Managing care for your loved ones may seem like an isolating experience, especially if you are someone managing career while caregiving. Here are a few quick tips designed to support a career while caring for our loved ones.
The Tension for Many Families
According to a recent AARP study, an estimated 42% of working Americans have provided care for an aging adult in the last five years, many spending as much as 20 hours a week in this unpaid role. And while we naturally want to jump in and care for our loved ones, there is an often unspoken fear that it can jeopardize our career. These tensions are common and valid, so it makes sense to learn your options.
Maximizing Our Benefits
Although this can be a personal matter to each person, consider having a conversation with your employer. Depending on the industry, you may need to advocate for flex time schedules or remote work options for a season as you care for a loved one.
Legally you may have resources through the Family Medical Leave Act (FMLA). Many companies under this act will grant 12 weeks away from your job without the risk of losing it or position. Be sure to review the employee handbook as well, as each company usually has differing benefits for caregivers already outlined.

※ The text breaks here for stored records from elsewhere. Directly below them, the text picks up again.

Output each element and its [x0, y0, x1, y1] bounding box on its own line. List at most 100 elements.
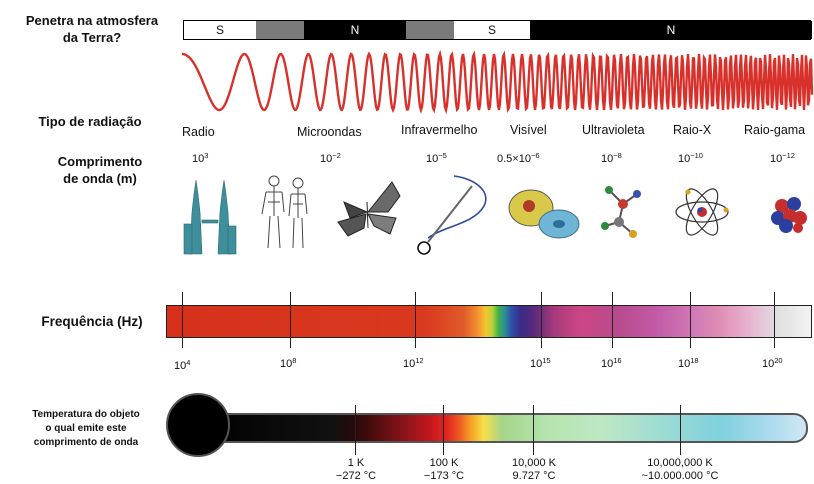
wavelength-label-line1: Comprimento	[57, 154, 143, 169]
molecule-icon	[601, 186, 641, 238]
wavelength-value-1-exp: 3	[204, 151, 209, 160]
temperature-tick-label-3: 10,000 K 9.727 °C	[494, 457, 574, 483]
wave-line	[181, 49, 814, 115]
frequency-tick-1	[182, 292, 184, 348]
atmosphere-segment-5: S	[454, 21, 530, 39]
frequency-tick-label-5: 1016	[601, 356, 622, 370]
wavelength-value-1: 103	[192, 151, 209, 165]
wavelength-value-3-base: 10	[426, 153, 439, 165]
temperature-label-line3: comprimento de onda	[33, 437, 139, 448]
atmosphere-label-line1: Penetra na atmosfera	[25, 13, 159, 28]
wavelength-label-line2: de onda (m)	[63, 171, 137, 186]
radiation-label: Tipo de radiação	[38, 114, 142, 129]
frequency-tick-label-2-base: 10	[280, 358, 293, 370]
atom-icon	[675, 188, 729, 236]
temperature-tick-label-1-c: −272 °C	[335, 470, 377, 482]
towers-icon	[183, 179, 237, 255]
temperature-tick-label-2: 100 K −173 °C	[414, 457, 474, 483]
frequency-tick-7	[774, 292, 776, 348]
frequency-tick-label-7-base: 10	[762, 358, 775, 370]
frequency-tick-label-5-base: 10	[601, 358, 614, 370]
frequency-tick-label-4-exp: 15	[542, 356, 551, 365]
temperature-label-line1: Temperatura do objeto	[32, 409, 140, 420]
wavelength-value-5-base: 10	[601, 153, 614, 165]
frequency-tick-label-6: 1018	[678, 356, 699, 370]
atmosphere-label-line2: da Terra?	[62, 30, 122, 45]
atmosphere-segment-3: N	[304, 21, 406, 39]
frequency-tick-4	[541, 292, 543, 348]
wavelength-value-1-base: 10	[192, 153, 205, 165]
temperature-tick-3	[533, 405, 535, 455]
frequency-tick-label-3: 1012	[403, 356, 424, 370]
frequency-tick-label-1: 104	[174, 358, 191, 372]
frequency-tick-label-7: 1020	[762, 356, 783, 370]
temperature-tick-label-1: 1 K −272 °C	[326, 457, 386, 483]
wavelength-value-7: 10−12	[770, 151, 795, 165]
needle-icon	[417, 175, 487, 255]
wavelength-value-2-exp: −2	[332, 151, 341, 160]
nucleus-icon	[771, 197, 807, 233]
atmosphere-segment-6-text: N	[666, 23, 676, 37]
temperature-label-line2: o qual emite este	[45, 423, 127, 434]
temperature-tick-1	[355, 405, 357, 455]
frequency-tick-label-6-base: 10	[678, 358, 691, 370]
atmosphere-segment-2	[256, 21, 304, 39]
wavelength-label: Comprimento de onda (m)	[30, 153, 170, 187]
frequency-tick-label-3-base: 10	[403, 358, 416, 370]
frequency-spectrum-bar	[166, 305, 812, 338]
temperature-tick-2	[443, 405, 445, 455]
wavelength-value-4: 0.5×10−6	[497, 151, 540, 165]
frequency-tick-label-5-exp: 16	[613, 356, 622, 365]
wavelength-value-6-exp: −10	[690, 151, 703, 160]
radiation-raio-gama: Raio-gama	[744, 123, 806, 137]
radiation-visivel: Visível	[510, 123, 547, 137]
frequency-label: Frequência (Hz)	[41, 314, 143, 329]
wavelength-value-5-exp: −8	[613, 151, 622, 160]
frequency-tick-label-6-exp: 18	[690, 356, 699, 365]
frequency-tick-6	[690, 292, 692, 348]
wavelength-value-3: 10−5	[426, 151, 447, 165]
frequency-tick-label-1-base: 10	[174, 360, 187, 372]
frequency-tick-label-4: 1015	[530, 356, 551, 370]
frequency-tick-label-4-base: 10	[530, 358, 543, 370]
temperature-tick-4	[680, 405, 682, 455]
temperature-tick-label-2-k: 100 K	[429, 457, 459, 469]
temperature-tick-label-3-k: 10,000 K	[511, 457, 557, 469]
wavelength-value-3-exp: −5	[438, 151, 447, 160]
temperature-tick-label-4-c: ~10.000.000 °C	[641, 470, 719, 482]
temperature-tick-label-3-c: 9.727 °C	[512, 470, 556, 482]
frequency-tick-5	[612, 292, 614, 348]
wavelength-value-6: 10−10	[678, 151, 703, 165]
wavelength-value-5: 10−8	[601, 151, 622, 165]
thermometer-bulb	[166, 393, 230, 457]
radiation-ultravioleta: Ultravioleta	[582, 123, 645, 137]
atmosphere-bar: S N S N	[183, 20, 812, 40]
radiation-microondas: Microondas	[297, 125, 362, 139]
temperature-tick-label-2-c: −173 °C	[423, 470, 465, 482]
wavelength-value-6-base: 10	[678, 153, 691, 165]
butterfly-icon	[337, 181, 401, 237]
wavelength-value-7-base: 10	[770, 153, 783, 165]
atmosphere-segment-5-text: S	[487, 23, 496, 37]
atmosphere-segment-1: S	[184, 21, 256, 39]
thermometer-tube	[196, 413, 808, 443]
atmosphere-segment-3-text: N	[350, 23, 360, 37]
atmosphere-label: Penetra na atmosfera da Terra?	[6, 12, 178, 46]
frequency-tick-label-7-exp: 20	[774, 356, 783, 365]
frequency-tick-label-2-exp: 8	[292, 356, 297, 365]
frequency-tick-2	[290, 292, 292, 348]
temperature-tick-label-4: 10,000,000 K ~10.000.000 °C	[630, 457, 730, 483]
wavelength-value-2: 10−2	[320, 151, 341, 165]
radiation-infravermelho: Infravermelho	[401, 123, 478, 137]
atmosphere-segment-4	[406, 21, 454, 39]
temperature-tick-label-1-k: 1 K	[347, 457, 365, 469]
humans-icon	[261, 175, 308, 249]
frequency-tick-label-1-exp: 4	[186, 358, 191, 367]
wave-graphic	[181, 49, 814, 115]
temperature-tick-label-4-k: 10,000,000 K	[647, 457, 713, 469]
wavelength-value-4-exp: −6	[530, 151, 540, 160]
temperature-label: Temperatura do objeto o qual emite este …	[6, 408, 166, 450]
wavelength-value-2-base: 10	[320, 153, 333, 165]
atmosphere-segment-1-text: S	[215, 23, 224, 37]
wavelength-value-7-exp: −12	[782, 151, 795, 160]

Your role as a caretaker is legally protected the same as any other familial medical role, and if your company is large enough to qualify for FMLA, they will have policies and procedures that align.
Managing Your Resources
There are both private and public resources available to you in many municipal areas as you juggle care and career. First, explore what free options we have at your disposal through local community networks.
Every major government city or municipality will have its own department centered around healthy aging and care. Those departments will often point to a larger network platform of resources where you can search for assistance in various topics and locations.

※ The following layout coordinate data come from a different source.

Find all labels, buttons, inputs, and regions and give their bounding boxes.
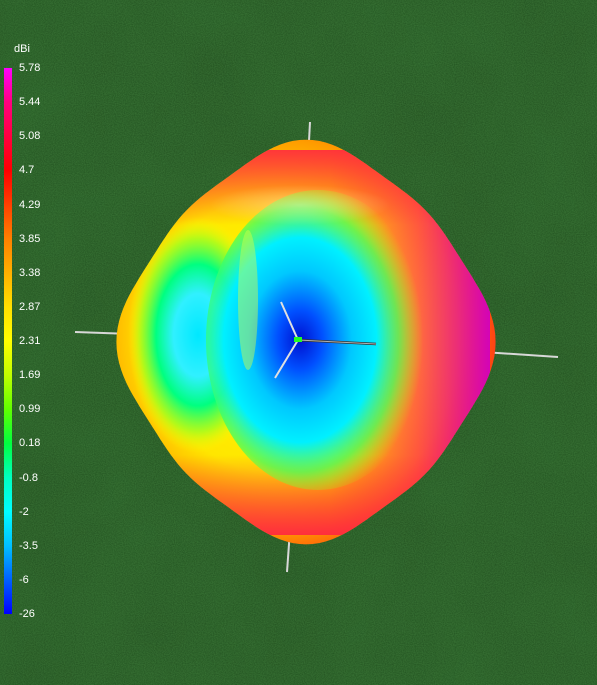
axis-z-front <box>274 339 299 379</box>
color-scale-tick-label: -0.8 <box>19 471 38 484</box>
color-scale-tick-label: -26 <box>19 608 35 620</box>
axis-x-front <box>280 301 299 341</box>
color-scale-tick-label: 0.99 <box>19 403 41 416</box>
color-scale-tick-label: 3.85 <box>19 232 41 245</box>
color-scale-tick-label: -3.5 <box>19 539 38 552</box>
color-scale-tick-label: 5.08 <box>19 130 41 143</box>
color-scale-tick-label: 4.7 <box>19 164 35 177</box>
origin-marker <box>294 337 302 342</box>
axis-y-positive <box>482 351 559 358</box>
color-scale-tick-label: 1.69 <box>19 369 41 382</box>
color-scale-tick-label: 2.31 <box>19 335 41 347</box>
color-scale-tick-label: 5.44 <box>19 96 41 109</box>
color-scale-fill <box>4 68 12 614</box>
color-scale-tick-label: 2.87 <box>19 300 41 313</box>
color-scale-tick-label: -6 <box>19 573 29 586</box>
color-scale-tick-label: 4.29 <box>19 198 41 211</box>
pattern-ridge <box>238 230 258 370</box>
color-scale-bar <box>4 68 12 614</box>
pattern-highlight <box>210 185 390 225</box>
color-scale-tick-label: -2 <box>19 505 29 518</box>
legend-unit-label: dBi <box>14 43 30 55</box>
color-scale-tick-label: 0.18 <box>19 437 41 450</box>
color-scale-tick-label: 5.78 <box>19 62 41 74</box>
color-scale-tick-label: 3.38 <box>19 266 41 279</box>
axis-y-front-highlight <box>297 339 377 345</box>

Some of these resources will be public and therefore free to seniors (like many transportation services) and their caregivers, and some will be private and thus have an associated cost. We recommend you do your own cost-benefit financial analysis for those paid services—even if a service has a fee, it could be less than money lost if you need to take the day off of work.
Do not fear running the numbers and assessing when it might be in your financial best interest to use private services for some tasks. Focus first on the tasks that cost time but have less impact on a loved one if outside help is hired (ex. grocery delivery services to your mother’s home that can be managed from your office.
Leveraging Our Skills
There can be a distorted reality that our commitment to our caretaker role somehow “takes away” from our chosen employment or position. This simply is not true. The skills we have gained becoming a support person for our loved one has only made us stronger employees anywhere, so learn and leverage these new skills.
Highlight that you are now an amazing multi-tasker, that you have learned how not to take no for a first answer, that you know how to make the most happen in the shortest amount of time. Instead of viewing this season in our lives as a “pause” on our career pursuits, you can consider it as additional experience and skills we are offering an employer.